#7 The Myth of Sisyphus and Other Essays, Albert Camus
a collection of essays by camus, following several vaguely related themes. i listened to this one as an audiobook so i didnt grasp 100% of whats going on but i think im familiar enough with his work and that of his contemporaries that i didnt miss much.
his style is one that tests the borders between a philosophical text and writing fiction and is very aware of doing so, with one of the essays explicitly discussing the difference between the two. is a work still fiction if it exists for the sole purpose of asking the reader a question about the world? is a work philosophy if it uses a common question as its guiding theme?

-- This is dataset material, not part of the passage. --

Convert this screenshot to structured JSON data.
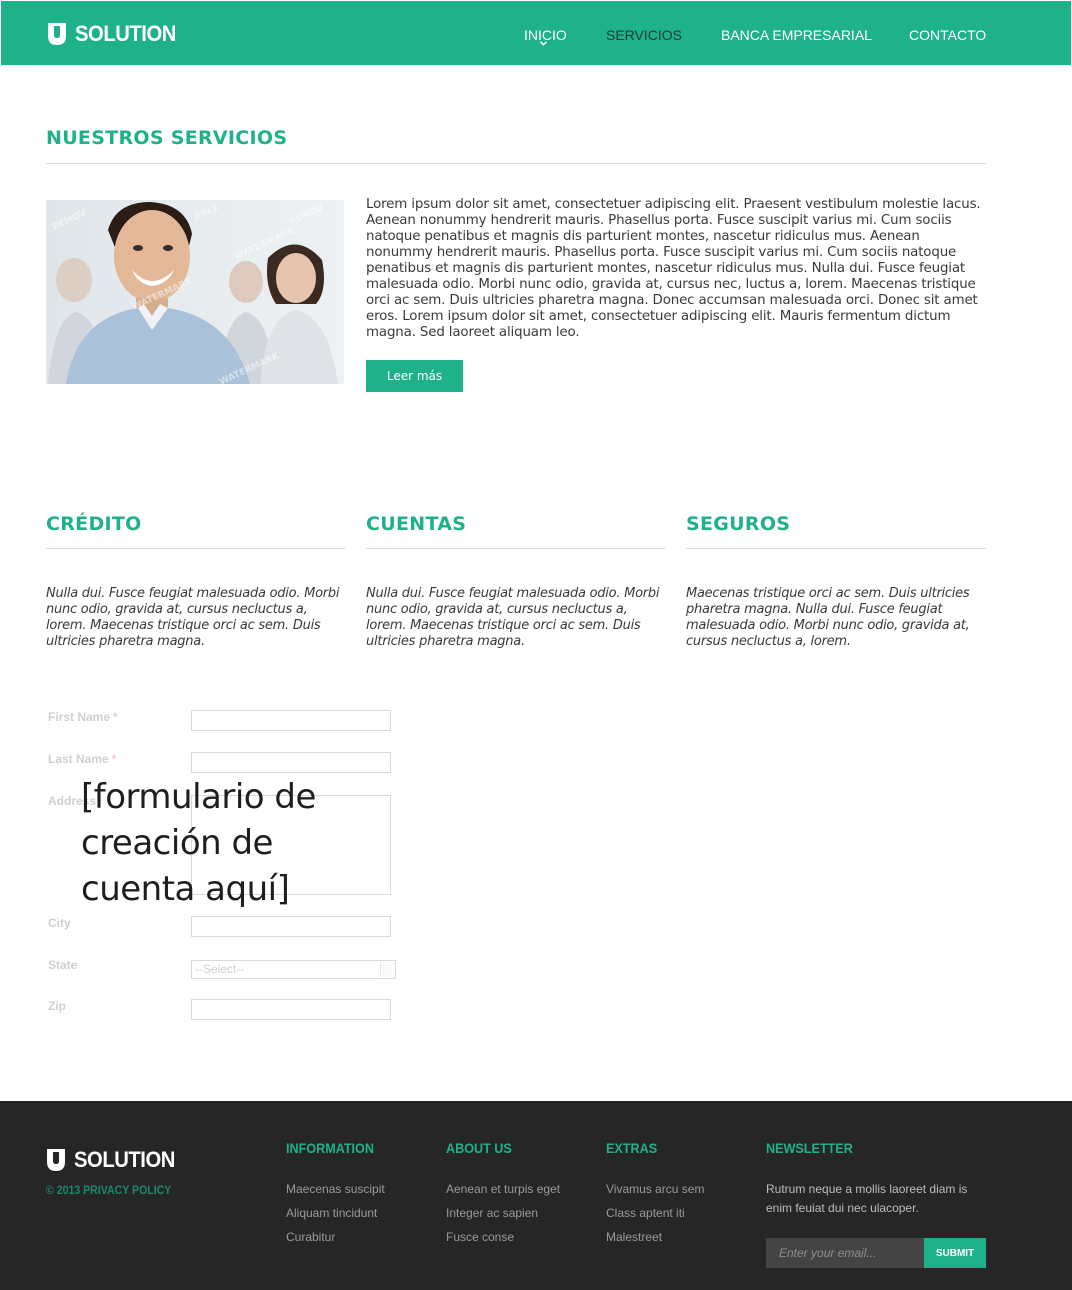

IS FATE/STAY NIGHT PHILOSOPHY? well never know. lets argue about it in the comment section below.1
the places he inhabits and his thoughts about the human world influence eachother, his philosophical thoughts feel like they come almost equally from his walks around algiers as they do from reading the works of other writers and philosophers. the village in his essay on kafkas 'the castle' is almost as physical as oran, goethe and sisyphus bear the same burden of mans absurdity on their back. he is not the sole philosopher who does this, but it feels like a distinct trait of french (and its colonies) writing of the era, which is probably why i keep being drawn back into it. i have to admit that i have a bigger fondness for sartre, but maybe if i reread the stranger and the fall my opinion would flip.
the myth of sisyphus is the titular text and the one which has entered popular consciousness (not accurately, but the numbers of works that are part of popular culture in a form equal or superior to their original can probably be counted on the fingers of one hand), but by itself it doesnt seem to hold as much value as it does following behind the other essays in the book. only when the artist, the philosopher, the actor and the conqueror can be proven to be one and the same, guided by the same impulse to leave a mark in the absurd world which will one day erase them and all theyve created, can man as a whole be compared to sisyphus himself. if we are to be happy creating things that might not matter in the end, that we have no way to tell if they will matter to anyone outside of us, that they will last even a second after the moment theyre created, we have to accept that the only thing that holds meaning is not the act of having created something, but the act of creation itself. its the fundamental point of the essay that almost everyone has heard of, and yet very few people actually take to heart.
philosophy feels masturbatory as hell to read because of the world we live in where being smug about caring and knowing about things is considered a bigger sin than being confidently unconscious of the world around us, but thats exactly why its worth engaging with. its easy to treat philosophers like smirking Übermensch looking at the rest of us with mockery for not instantly grasping the meaning of their 20-character long german words, but most of the works are written out of a desire to be understood and to understand the world around us, which feels as good of a goal as is possible to have.